BARACK Obama arrived in Shanghai about 11:10 last night, the first time he has visited China since being elected United States president.

Obama's Air Force One aircraft landed at Pudong International Airport in cold weather and heavy rain.

He gave a broad smile and waved at the crowd when he stepped from the plane.

After he descended the steps, he received a bunch of flowers from a young Shanghai girl and positively beamed as he accepted them.

US Secretary of State Hillary Clinton, Permanent Representative to the United Nations Susan Rice and National Security Adviser James Jones also arrived in Shanghai last night.

Obama will meet top city officials this morning.

In the afternoon he will talk with young Chinese people at the Shanghai Science and Technology Museum where he will answer a number of questions out of more than 3,200 put forward by Chinese Internet users.
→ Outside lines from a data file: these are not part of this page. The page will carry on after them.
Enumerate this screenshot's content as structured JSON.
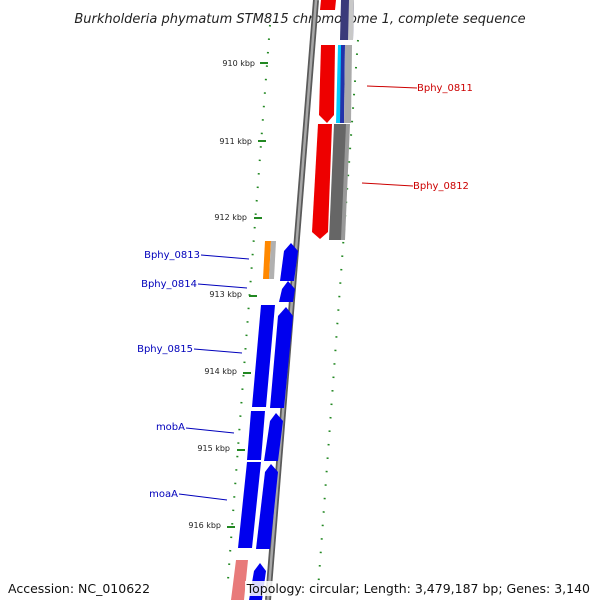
{
  "title": "Burkholderia phymatum STM815 chromosome 1, complete sequence",
  "accession_label": "Accession: NC_010622",
  "topology_label": "Topology: circular; Length: 3,479,187 bp; Genes: 3,140",
  "ruler": {
    "ticks": [
      "910 kbp",
      "911 kbp",
      "912 kbp",
      "913 kbp",
      "914 kbp",
      "915 kbp",
      "916 kbp"
    ]
  },
  "genes": [
    {
      "label": "Bphy_0811",
      "color": "#cc0000"
    },
    {
      "label": "Bphy_0812",
      "color": "#cc0000"
    },
    {
      "label": "Bphy_0813",
      "color": "#0000bb"
    },
    {
      "label": "Bphy_0814",
      "color": "#0000bb"
    },
    {
      "label": "Bphy_0815",
      "color": "#0000bb"
    },
    {
      "label": "mobA",
      "color": "#0000bb"
    },
    {
      "label": "moaA",
      "color": "#0000bb"
    }
  ],
  "colors": {
    "backbone": "#808080",
    "forward_strand": "#0000ee",
    "reverse_strand": "#ee0000",
    "gc_skew": "#555555",
    "tick": "#228822",
    "cyan": "#00ccff",
    "orange": "#ff8800",
    "navy": "#3a3a7a"
  }
}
This event will be televised and broadcast live online.

He will then fly to Beijing to continue his four-day China visit.

Obama is on a nine-day tour of Asia, which started on Friday with a leg in Japan, followed by his participation in the two-day Asia-Pacific Economic Cooperation summit in Singapore.

In an Asian policy speech Obama delivered in Tokyo on Saturday, he said a strong and prosperous China can be a source of strength for all nations and the US did not want to "contain China."

Shen Dingli, executive dean of the Institute of International Studies at Fudan University, said people had high expectations over Obama's visit to China.

"We hope President Obama will form a deeper understanding of China with this trip," Shen said.

"It is important for him to see the hardship China bears to stimulate development, its relentless efforts to improve people's livelihood and its earnest determination to cooperate with other countries to solve global problems.

"China, which is working hard to make a contribution to world stability, hopes to win respect and support from President Obama."

Global climate change, trade disputes, currency policy, and the North Korean nuclear issue are reported to be among the topics that Obama will discuss with President Hu Jintao and other Chinese leaders.

In the view of Patrick Mendis, a former American diplomat and a visiting scholar in foreign policy at the Johns Hopkins School of Advanced International Studies in Washington, growing bilateral business is an ultimate way to boost cooperation and trust.

"Increasing global trade and promoting business opportunities for American products, investments, services and ideas is a complicated gambit in the least pronounced doctrine of President Barack Obama," Mendis said.

"His trademark policy of advancing 'change' is ... designed to revitalize the economic foundation in the US, and to extend its strength to the growth and development of China and other countries."